A 22-year-old who spent the past three seasons in Formula One feeder series F2, a Ferrari development driver in 2021, and former roommate of Callum Illot and former teammate of Christian Lundgaard – both of whom just completed their rookie IndyCar seasons.

“I’ve always been attracted to the IndyCar championship because it’s one of those championships that’s been really well televised in New Zealand since I was young, mainly because of Scott and his success,” Armstrong told The Associated Press. “As time progressed, as I got closer to F1 and single-seaters, the attraction to IndyCar grew just because of how competitive the championship is – I like to challenge myself and the level of competition in IndyCar is remarkably high.”

Armstrong, from Christchurch, New Zealand, was set to travel from his current home in London to Indianapolis this weekend to meet his new team. He won’t need an introduction to Dixon, the 42-year-old considered the best IndyCar driver of his generation and Armstrong’s unequivocal childhood hero.

Last season, Dixon earned his 53rd career victory to pass Mario Andretti for second on the all-time list. Dixon has driven for Ganassi in all but 23 of his 345 career starts.

“For a long time I’ve been a Scott Dixon fan. I don’t want to make him cringe with our age difference,” Armstrong told the AP.

Despite the two-decade age difference, Armstrong never considered someday racing with Dixon a fantasy.

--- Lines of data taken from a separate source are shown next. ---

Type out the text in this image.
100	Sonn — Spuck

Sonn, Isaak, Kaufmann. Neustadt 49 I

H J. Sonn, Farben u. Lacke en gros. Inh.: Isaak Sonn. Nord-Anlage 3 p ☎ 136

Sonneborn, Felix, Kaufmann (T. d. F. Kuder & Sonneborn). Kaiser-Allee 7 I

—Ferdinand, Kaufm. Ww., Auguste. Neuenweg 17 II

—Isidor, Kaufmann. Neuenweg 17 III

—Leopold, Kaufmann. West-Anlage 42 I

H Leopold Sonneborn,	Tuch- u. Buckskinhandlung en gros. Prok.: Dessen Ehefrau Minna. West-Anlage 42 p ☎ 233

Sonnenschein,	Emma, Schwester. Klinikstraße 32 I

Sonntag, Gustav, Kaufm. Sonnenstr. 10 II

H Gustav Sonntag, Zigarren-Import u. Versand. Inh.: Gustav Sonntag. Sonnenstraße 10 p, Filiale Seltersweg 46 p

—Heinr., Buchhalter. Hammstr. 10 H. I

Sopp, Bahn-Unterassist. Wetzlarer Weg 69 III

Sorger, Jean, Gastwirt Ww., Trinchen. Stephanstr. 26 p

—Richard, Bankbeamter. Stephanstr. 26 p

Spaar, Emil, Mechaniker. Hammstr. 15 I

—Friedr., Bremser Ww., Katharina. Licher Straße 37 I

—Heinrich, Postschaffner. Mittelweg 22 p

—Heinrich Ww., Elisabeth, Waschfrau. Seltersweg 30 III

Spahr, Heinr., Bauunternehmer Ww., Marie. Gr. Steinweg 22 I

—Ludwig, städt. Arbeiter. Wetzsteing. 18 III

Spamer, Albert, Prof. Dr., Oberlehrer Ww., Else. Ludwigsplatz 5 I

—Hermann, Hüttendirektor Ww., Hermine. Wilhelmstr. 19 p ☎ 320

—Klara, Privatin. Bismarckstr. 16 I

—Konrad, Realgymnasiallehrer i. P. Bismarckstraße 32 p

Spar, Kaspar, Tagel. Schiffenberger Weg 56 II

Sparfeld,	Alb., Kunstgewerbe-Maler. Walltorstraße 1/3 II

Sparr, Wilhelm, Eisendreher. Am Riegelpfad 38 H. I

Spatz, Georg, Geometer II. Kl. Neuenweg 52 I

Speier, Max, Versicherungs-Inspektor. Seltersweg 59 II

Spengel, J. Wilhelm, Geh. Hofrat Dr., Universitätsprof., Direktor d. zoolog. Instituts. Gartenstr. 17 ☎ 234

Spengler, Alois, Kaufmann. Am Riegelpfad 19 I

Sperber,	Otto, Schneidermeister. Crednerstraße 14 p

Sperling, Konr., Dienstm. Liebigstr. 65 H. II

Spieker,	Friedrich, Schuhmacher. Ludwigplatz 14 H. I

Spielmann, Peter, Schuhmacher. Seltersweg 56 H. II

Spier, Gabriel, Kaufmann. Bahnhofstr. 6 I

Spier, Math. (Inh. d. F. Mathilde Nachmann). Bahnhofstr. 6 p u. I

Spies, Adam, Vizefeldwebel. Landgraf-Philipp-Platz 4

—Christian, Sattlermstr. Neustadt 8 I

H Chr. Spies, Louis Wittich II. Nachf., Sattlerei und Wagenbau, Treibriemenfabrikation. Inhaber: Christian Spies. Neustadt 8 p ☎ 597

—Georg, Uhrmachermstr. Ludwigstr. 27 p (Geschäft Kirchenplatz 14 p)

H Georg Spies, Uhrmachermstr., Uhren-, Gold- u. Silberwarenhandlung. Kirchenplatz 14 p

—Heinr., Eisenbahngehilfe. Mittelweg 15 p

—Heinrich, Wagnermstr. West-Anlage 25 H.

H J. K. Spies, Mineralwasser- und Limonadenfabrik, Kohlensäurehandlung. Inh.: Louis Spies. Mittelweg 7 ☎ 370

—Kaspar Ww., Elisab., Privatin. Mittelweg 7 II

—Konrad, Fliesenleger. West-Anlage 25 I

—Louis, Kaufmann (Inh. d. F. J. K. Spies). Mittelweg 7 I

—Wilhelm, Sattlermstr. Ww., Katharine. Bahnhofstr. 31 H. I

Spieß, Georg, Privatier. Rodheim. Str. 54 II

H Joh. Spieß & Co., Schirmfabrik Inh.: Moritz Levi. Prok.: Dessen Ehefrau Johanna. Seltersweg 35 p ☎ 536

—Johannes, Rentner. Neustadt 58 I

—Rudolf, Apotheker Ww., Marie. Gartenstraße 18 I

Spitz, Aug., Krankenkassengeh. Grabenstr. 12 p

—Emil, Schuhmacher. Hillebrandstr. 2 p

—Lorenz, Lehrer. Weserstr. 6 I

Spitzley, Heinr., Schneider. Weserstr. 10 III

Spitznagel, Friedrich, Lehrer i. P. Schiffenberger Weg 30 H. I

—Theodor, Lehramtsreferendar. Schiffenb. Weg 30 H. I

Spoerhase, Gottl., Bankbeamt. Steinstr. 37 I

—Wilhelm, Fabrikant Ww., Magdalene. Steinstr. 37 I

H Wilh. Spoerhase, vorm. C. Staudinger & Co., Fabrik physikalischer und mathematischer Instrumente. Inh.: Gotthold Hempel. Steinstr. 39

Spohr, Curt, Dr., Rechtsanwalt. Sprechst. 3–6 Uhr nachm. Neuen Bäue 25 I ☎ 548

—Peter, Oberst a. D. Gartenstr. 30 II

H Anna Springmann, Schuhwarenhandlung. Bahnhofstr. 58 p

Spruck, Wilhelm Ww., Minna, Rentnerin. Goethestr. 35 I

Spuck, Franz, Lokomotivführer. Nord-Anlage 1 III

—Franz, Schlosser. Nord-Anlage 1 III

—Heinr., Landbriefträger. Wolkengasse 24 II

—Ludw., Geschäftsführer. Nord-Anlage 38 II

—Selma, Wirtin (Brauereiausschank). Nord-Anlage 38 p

He convinced his father after winning five national karting championships to allow him to leave New Zealand for Italy at age 14, where he moved by himself to pursue a racing career. Armstrong said as soon as he’d received parental permission, he’d never look back.

Armstrong was in Formula 4 two years after his move to Italy and won that title in his first season. He won four races and four poles in F3 in the 2018 and 2019 seasons, then collected four wins and eight podiums in three seasons of F2.

“Maybe it’s a strength, or maybe it’s a weakness, but I always thought I was capable of doing great in the sport,” Armstrong told the AP. “I think you probably have to succeed in the sport, you need to believe in yourself. I always pictured myself being in IndyCar.

“As Scott’s teammate? I can’t specifically say I saw that. It’s an extraordinary chain of events.”

Armstrong becomes just the latest driver to leave Europe, where F1 is the pinnacle but has only 20 seats each year. Alexander Rossi began the trend in 2016 when the American left F1 and won the Indianapolis 500 as a rookie. He’s been followed by Ericsson, last season’s Indy 500 winner, Romain Grosjean, Illot, Lundgaard, and on Thursday three-time W Series champion and Williams F1 reserve driver Jamie Chadwick was announced as driver for Andretti Autosport in IndyCar’s second-tier development series.

Armstrong said he could have remained in F2 for a fourth season, but he’d been watching IndyCar for so long, and after conversations with Illot and Lundgaard, he decided to make the move to what he believes is the most balanced racing series in the world. He tested for Dale Coyne Racing at Sebring in October.

He doesn’t know if European racing is done for good, just that he wants to be in IndyCar right now.

“I don’t want to think too far into the future, I’m just grateful for this opportunity that is standing right in front of me,” Armstrong said. “I want to perform as well as I can in the near future and just consolidate myself in the fantastic chance that is IndyCar and just do my best.

“I’m not looking at F1 as a landing spot – I am looking at IndyCar, and that’s exactly why I am here.”